Michael Pollan points out the problem with or entire food supply system and the impact it has on healthcare, the environment and energy.

“Which brings me to the deeper reason you will need not simply to address food prices but to make the reform of the entire food system one of the highest priorities of your administration: unless you do, you will not be able to make significant progress on the health care crisis, energy independence or climate change.”

The three problems your presidency has inherited are tightly connected. The repair of each problem has to must be done in a creative way that aligns all the stakeholders incentive with consumers and their health and wellness being the major stakeholder.

Pollen goes on to say “Unlike food, these are issues you did campaign on — but as you try to address them you will quickly discover that the way we currently grow, process and eat food in America goes to the heart of all three problems and will have to change if we hope to solve them.

Mr. Pollan’s point is the way we grow food and manufacture food stuff is a major reason for obesity and pollution leading to the complications of chronic disease. This results in a 1.6 trillion dollar cost to the healthcare system. It is also major reason for our energy dependence and climate change. All America needs is the will to change. The science is available.

It is going to require a lot of public and congressional education. Congress will be harder to educate than the public because congress is driven by vested interest lobbying. You must help the public create a greater voice than the special interests. The public will then lobby the congress.

Michael Pollan says “the 20th-century industrialization of agriculture has increased the amount of greenhouse gases emitted by the food system by an order of magnitude; chemical fertilizers (made from natural gas), pesticides (made from petroleum), farm machinery, modern food processing and packaging and transportation have together transformed a system that in 1940 produced 2.3 calories of food energy for every calorie of fossil-fuel energy it used into one that now takes 10 calories of fossil-fuel energy to produce a single calorie of modern supermarket food. Put another way, when we eat from the industrial-food system, we are eating oil and spewing greenhouse gases. “

Michael Pollan's is a brilliant interpreter of farm policy. He should have significant input in your administration. He should perhaps be nominated for Secretary of Agriculture.

Thomas Friedman should be read carefully. He could provide input into determining the resources need to create the paradigm shift necessary to cure the underlying problems of our environment.
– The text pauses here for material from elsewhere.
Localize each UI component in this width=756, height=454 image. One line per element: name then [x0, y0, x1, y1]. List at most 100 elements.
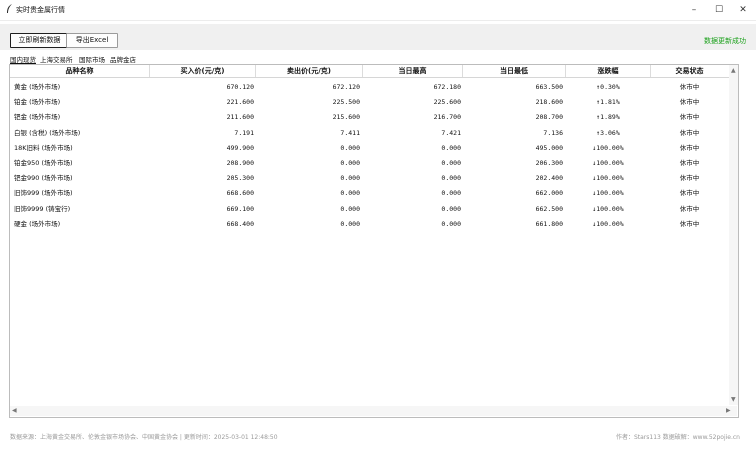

America’s coal resource is abundant and cheap. America’s energy companies would love to expand coal burning plants. Beware of the promise of clean coal burning plants. Dirty coal burning plants result in environmental pollution with soot, sulfur dioxide, mercury and nitrous oxides. The carbon dioxide footprint is currently not required to be measured. The Environmental Protection Agency does not have a CO2 emission restriction policy in place. Without counting the harmful long term effects of CO2 emissions on climate change, coal burning plants presently result in the chronic disease complications of asthma and chronic obstructive lung disease. These diseases result in a one hundred billion dollar a year cost to the healthcare system. These diseases and their complications can be reduced by at least 50% with an effective clean air policy.

My review letter to you is longer than I anticipated. You have very hard decisions to make but if your intent is to be transformational these decisions will be necessary.

The reformatting of the payment system for physicians is not going to accomplish anything but dispirit the medical profession and diminish the effectiveness of a necessary workforce. Physicians are not the villain. I will review who the real villain/villains are.

The opinions expressed in the blog “Repairing The Healthcare System” are, mine and mine alone.